Rogers Communications Inc. reported second-quarter net income of $301 million, up from a year-ago loss of $56 million, as operating revenue grew 11% to $2.8 billion.

Talisman Energy Inc. posted second-quarter net earnings of $426 million, off from a year-ago bottom line of $550 million which was boosted by asset sales.

CGI Group Inc. reported April-June earnings of $81.7 million, up 28% from a year ago, as revenue increased to $950.5 million from $914 million.

Crude-oil gave up early gains, with the front-month September contract trading $0.43 lower at US$124.30 a barrel on the New York Mercantile Exchange.

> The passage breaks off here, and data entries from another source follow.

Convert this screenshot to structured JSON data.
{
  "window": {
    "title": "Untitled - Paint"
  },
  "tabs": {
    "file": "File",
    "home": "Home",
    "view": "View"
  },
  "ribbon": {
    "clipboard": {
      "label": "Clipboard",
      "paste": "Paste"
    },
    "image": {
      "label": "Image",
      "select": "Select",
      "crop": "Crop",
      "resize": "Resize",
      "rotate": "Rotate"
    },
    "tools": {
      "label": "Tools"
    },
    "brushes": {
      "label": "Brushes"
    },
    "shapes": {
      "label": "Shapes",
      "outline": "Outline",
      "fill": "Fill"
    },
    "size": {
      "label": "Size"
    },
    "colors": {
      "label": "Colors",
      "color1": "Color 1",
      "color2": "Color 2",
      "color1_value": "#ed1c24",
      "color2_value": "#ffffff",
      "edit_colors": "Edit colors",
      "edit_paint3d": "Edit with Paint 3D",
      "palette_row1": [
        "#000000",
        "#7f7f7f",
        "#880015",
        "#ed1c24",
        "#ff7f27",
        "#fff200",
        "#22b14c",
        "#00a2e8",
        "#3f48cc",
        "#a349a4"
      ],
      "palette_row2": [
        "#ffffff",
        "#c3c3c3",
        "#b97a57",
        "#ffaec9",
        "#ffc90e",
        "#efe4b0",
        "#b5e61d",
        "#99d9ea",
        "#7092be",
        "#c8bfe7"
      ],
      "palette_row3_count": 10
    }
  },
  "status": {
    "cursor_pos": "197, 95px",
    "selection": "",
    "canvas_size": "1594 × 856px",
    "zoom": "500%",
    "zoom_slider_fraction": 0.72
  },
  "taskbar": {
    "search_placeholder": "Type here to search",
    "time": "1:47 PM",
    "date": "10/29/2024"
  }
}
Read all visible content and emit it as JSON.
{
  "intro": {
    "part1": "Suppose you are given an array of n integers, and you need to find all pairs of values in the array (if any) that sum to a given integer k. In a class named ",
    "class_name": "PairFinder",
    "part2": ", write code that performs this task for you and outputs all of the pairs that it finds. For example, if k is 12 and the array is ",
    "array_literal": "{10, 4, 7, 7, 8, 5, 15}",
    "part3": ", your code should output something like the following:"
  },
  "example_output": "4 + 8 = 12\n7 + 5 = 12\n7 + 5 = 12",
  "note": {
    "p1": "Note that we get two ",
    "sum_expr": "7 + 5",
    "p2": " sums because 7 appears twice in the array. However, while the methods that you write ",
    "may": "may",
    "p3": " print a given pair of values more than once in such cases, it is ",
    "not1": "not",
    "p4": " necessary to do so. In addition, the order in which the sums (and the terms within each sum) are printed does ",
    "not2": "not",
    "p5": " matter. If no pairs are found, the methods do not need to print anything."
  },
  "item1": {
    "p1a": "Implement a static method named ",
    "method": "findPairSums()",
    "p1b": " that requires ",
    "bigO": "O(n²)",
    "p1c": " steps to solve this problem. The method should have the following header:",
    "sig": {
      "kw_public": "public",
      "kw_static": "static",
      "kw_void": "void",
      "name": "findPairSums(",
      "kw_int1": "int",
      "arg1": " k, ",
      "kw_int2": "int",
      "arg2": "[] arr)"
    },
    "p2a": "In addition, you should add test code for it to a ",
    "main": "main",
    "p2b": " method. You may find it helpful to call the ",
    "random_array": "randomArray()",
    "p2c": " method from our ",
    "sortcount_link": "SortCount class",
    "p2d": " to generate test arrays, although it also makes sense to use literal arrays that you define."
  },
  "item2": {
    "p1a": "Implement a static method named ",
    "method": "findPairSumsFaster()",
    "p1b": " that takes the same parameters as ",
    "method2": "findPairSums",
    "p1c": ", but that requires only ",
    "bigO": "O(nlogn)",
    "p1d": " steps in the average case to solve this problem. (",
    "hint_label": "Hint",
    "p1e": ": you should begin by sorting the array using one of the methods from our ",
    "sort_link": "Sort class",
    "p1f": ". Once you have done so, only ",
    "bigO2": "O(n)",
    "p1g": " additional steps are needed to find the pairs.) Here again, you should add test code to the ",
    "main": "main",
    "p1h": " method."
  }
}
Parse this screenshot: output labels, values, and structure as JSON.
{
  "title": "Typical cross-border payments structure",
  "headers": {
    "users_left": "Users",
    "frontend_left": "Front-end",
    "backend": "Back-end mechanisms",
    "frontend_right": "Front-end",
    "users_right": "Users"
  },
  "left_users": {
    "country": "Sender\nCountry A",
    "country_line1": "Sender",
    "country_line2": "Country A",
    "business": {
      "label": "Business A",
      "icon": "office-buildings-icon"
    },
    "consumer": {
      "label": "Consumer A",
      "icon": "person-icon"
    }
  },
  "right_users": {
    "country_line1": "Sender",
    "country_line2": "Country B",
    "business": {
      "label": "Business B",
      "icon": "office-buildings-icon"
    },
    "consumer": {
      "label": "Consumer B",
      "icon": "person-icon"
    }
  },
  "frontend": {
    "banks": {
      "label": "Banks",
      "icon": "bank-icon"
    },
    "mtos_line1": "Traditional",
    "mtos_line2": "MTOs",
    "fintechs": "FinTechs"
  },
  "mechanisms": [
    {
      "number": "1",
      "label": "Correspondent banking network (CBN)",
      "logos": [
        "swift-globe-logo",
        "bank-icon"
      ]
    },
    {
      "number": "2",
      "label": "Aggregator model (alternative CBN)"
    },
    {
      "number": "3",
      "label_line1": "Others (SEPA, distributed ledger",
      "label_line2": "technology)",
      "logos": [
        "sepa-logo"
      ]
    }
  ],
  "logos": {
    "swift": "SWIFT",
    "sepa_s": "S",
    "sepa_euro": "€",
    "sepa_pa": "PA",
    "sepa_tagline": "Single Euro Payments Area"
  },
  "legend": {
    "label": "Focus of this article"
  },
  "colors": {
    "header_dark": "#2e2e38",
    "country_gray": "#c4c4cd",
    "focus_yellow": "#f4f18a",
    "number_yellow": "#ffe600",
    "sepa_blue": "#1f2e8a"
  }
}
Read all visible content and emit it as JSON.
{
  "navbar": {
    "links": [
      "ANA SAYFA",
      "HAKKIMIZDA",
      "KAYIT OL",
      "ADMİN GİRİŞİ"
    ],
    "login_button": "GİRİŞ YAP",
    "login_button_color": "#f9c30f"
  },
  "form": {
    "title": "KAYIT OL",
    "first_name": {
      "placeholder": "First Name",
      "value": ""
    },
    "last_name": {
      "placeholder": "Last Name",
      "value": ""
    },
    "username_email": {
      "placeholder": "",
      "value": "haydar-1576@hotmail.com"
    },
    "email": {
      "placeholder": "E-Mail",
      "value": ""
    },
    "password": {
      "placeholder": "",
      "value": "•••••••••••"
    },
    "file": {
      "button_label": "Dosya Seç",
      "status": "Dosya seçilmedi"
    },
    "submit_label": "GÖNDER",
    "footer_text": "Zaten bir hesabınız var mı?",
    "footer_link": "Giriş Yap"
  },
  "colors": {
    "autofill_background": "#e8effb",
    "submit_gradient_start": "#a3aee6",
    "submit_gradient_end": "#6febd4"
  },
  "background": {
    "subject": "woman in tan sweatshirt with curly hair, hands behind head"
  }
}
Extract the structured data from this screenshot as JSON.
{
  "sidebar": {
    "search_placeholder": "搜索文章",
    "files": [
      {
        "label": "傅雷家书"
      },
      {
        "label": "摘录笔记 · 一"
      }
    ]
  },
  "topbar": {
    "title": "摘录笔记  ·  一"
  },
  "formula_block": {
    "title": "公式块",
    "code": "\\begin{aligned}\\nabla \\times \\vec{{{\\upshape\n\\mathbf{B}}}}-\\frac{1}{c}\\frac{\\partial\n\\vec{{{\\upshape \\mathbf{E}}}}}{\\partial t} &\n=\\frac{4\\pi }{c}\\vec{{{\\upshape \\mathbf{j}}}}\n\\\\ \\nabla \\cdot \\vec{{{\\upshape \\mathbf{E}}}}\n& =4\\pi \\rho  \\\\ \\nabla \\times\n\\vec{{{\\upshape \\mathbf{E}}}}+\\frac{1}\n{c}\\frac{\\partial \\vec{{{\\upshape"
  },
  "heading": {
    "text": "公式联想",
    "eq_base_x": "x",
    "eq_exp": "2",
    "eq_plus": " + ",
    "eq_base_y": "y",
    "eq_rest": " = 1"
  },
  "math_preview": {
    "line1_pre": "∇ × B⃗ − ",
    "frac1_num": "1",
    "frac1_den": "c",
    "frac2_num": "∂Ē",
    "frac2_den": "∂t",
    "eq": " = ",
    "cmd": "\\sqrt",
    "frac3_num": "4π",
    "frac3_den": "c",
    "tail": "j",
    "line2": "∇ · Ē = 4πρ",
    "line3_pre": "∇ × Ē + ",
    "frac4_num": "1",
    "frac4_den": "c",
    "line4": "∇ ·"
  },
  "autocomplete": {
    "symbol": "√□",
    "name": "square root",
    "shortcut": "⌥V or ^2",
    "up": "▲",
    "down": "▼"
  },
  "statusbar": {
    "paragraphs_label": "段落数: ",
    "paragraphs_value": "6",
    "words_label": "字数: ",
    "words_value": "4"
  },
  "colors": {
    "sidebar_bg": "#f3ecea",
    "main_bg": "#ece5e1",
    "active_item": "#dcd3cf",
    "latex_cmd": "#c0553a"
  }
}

Overseas, Asian markets fell, tracking Wall Street’s overnight decline. European indexes traded mostly lower.

In Tokyo, the Nikkei 225 lost 1.5% to close at 13,159.45, and every other major Asian benchmark also closed with declines.

Hong Kong’s blue-chip Hang Sang index shed 1.9% to 22,258, in its fourth straight losing session.

The FTSE 100 index was up 0.5% early in the afternoon in London, but Germany’s DAX was down 0.9% and France’s CAC 40 lost 1.1%.

On Monday, Toronto stocks were dragged lower by financial shares as part of the continuing fallout from the credit crunch in the United States.

The S&P/TSX composite fell 74.85 points, or 0.56%, to 13,299.30. Six of the 10 main TSX groups finished lower.

The junior S&P/TSX Venture composite index slipped. 1.67 points, or 0.08% to 2,186.50.

In New York, U.S. stocks tumbled as fear of more credit and housing market turmoil battered financial shares.

The Dow Jones industrial average sank 239.61 points, or 2.11%, to 11,131.08. The S&P 500 dropped shed 23.39 points, or 1.86%, to 1,234.37. The tech-heavy Nasdaq composite index fell 46.31 points, or 2%, to 2,264.22.